SneakyChef, an espionage-focused threat group that predominantly targets government agencies and ministries of foreign affairs across multiple countries, was identified by researchers from Cisco Talos in an expansive cyber-espionage campaign. According to Cisco Talos researchers, the group is assessed with "medium confidence" as likely being Chinese-speaking and has been active since at least August 2023, targeting various countries across the EMEA and Asia regions with the malware SugarGh0st and SpiceRAT. Attribution of this threat actor to Chinese state-backed operations is supported by the deployment of SugarGh0st, since the remote access trojan (RAT) is identified by Talos as a variant of Gh0st RAT, which is often utilized by Chinese-affiliated threat actors. Their focus on these targets is evident in decoy documents themed around governmental and diplomatic communications. Cisco Talos's examination of decoy documents, assessed with "low confidence," suggests targets include entities such as the Ministry of Foreign Affairs of Kazakhstan, the Ministry of Foreign Affairs of India, and the Embassy of the Kingdom of Saudi Arabia in Abu Dhabi, among others. The contents of these documents often contain information related to international relations and policy matters, leveraging specific geopolitical interests as part of their social engineering schemes.

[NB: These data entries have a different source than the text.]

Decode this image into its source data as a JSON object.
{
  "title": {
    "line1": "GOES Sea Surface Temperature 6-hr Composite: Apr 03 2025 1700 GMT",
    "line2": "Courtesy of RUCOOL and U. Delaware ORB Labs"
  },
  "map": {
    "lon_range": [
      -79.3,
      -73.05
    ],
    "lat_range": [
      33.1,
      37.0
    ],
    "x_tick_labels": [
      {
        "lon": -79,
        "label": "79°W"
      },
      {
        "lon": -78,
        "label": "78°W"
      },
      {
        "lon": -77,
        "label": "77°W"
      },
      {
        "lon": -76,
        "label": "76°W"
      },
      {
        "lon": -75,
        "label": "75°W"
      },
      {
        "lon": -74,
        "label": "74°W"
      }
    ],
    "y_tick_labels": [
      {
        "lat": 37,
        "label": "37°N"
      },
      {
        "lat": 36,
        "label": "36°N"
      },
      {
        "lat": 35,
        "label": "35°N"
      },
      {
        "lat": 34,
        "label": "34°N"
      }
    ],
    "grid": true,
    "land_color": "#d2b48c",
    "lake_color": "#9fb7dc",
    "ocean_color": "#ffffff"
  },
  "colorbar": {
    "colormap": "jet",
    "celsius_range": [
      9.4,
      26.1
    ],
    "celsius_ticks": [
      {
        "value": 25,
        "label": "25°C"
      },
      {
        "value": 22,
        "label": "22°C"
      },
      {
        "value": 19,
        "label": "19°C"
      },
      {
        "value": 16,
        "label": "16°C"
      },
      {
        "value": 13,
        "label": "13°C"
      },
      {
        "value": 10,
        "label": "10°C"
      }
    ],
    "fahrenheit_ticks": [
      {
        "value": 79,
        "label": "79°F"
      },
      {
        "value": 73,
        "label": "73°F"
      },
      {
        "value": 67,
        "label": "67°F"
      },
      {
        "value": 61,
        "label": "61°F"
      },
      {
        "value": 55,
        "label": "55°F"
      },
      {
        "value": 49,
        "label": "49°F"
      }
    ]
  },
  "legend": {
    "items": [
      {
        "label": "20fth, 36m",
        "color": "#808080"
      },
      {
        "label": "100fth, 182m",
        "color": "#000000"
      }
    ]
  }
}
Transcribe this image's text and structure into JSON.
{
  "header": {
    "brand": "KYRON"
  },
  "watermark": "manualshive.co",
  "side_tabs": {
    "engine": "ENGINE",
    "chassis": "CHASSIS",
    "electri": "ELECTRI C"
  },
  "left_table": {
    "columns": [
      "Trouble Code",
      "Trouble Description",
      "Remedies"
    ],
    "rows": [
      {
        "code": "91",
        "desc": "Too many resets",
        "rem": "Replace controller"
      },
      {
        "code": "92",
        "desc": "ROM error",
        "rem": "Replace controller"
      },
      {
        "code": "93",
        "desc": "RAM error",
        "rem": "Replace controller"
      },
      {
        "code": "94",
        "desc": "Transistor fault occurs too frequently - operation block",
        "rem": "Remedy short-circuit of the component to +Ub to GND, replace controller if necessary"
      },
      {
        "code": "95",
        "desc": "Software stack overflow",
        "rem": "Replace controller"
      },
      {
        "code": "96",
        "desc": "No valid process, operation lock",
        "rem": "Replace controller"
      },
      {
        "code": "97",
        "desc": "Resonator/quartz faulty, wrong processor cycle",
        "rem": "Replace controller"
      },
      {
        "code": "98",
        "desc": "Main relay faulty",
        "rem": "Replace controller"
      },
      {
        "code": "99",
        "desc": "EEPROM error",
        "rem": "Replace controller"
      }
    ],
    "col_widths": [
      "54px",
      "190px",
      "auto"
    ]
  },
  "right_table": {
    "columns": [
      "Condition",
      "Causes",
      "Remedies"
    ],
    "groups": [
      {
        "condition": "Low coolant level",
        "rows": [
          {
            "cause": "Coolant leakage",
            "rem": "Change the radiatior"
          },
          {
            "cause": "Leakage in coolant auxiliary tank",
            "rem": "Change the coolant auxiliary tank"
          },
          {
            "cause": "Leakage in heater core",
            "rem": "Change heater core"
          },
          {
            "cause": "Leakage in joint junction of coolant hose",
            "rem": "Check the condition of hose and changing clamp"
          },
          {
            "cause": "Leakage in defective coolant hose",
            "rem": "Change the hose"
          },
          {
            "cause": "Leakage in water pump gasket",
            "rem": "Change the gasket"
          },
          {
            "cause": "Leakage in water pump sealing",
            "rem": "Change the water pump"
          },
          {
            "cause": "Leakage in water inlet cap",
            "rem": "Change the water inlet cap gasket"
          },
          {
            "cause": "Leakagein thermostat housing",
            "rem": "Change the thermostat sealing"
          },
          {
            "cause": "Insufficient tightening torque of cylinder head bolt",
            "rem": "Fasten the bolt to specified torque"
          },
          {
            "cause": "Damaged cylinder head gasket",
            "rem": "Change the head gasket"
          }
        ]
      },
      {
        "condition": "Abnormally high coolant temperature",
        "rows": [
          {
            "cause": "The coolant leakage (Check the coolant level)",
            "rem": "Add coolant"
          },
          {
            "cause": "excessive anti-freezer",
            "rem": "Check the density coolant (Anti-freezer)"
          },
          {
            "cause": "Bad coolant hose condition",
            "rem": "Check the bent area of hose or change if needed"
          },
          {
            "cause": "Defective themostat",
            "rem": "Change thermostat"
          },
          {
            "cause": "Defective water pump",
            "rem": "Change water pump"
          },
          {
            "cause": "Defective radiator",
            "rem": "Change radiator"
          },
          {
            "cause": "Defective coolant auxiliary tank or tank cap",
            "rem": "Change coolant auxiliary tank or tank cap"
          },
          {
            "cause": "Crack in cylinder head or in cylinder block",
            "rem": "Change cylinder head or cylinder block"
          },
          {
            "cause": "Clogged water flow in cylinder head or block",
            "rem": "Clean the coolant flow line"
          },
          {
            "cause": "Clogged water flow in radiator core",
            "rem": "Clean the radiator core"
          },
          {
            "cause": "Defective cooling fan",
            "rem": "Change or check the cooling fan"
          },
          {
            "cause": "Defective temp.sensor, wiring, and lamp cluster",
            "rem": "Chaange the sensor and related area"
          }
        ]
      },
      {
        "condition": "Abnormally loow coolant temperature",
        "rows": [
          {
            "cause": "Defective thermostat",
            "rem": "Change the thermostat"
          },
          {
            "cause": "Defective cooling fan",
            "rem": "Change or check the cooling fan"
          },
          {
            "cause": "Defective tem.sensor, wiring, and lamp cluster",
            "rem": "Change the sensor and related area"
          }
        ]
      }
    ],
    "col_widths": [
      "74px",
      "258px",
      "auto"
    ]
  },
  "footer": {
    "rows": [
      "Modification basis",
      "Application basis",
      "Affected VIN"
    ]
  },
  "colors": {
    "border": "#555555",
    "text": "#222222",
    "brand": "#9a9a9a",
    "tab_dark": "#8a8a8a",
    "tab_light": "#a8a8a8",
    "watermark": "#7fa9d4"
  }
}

The latest attack chain utilized by SneakyChef incorporates self-extracting (SFX) archive files, presumably delivered through phishing emails. This file delivers a VBScript designed to establish persistence in the victim's system by modifying the UserInitMprLogonScript registry key to execute regsv32.exe, which in turn loads a malicious DLL during the user's next login. "When a user logs into the system, the command runs and launches the loader DLL 'update.dll' using regsvr32.exe. The loader reads the encrypted SugarGh0st RAT 'authz.lib', decrypts it, and injects it into a process. This technique is the same as that of the SugarGh0st campaign disclosed by the Kazakhstan government in February," explain Cisco Talos researchers. The threat actor's use of domain names mimics legitimate services, such as a Google Drive domain for command and control (C2) communications, to aid their stealth capabilities.

Research on the SneakyChef threat actor has been aided by insights from the Yahoo! Paranoids Advanced Cyber Threats Team and Proofpoint. The SugarGh0st malware was tracked by Proofpoint researchers in a campaign targeting Artificial Intelligence specialists in the United States, particularly within sectors associated with education, private industry, and government entities. The research from Proofpoint's threat research team aligns with Cisco Talos's concern about highly targeted cyber campaigns with malware attributed to Chinese-speaking actors.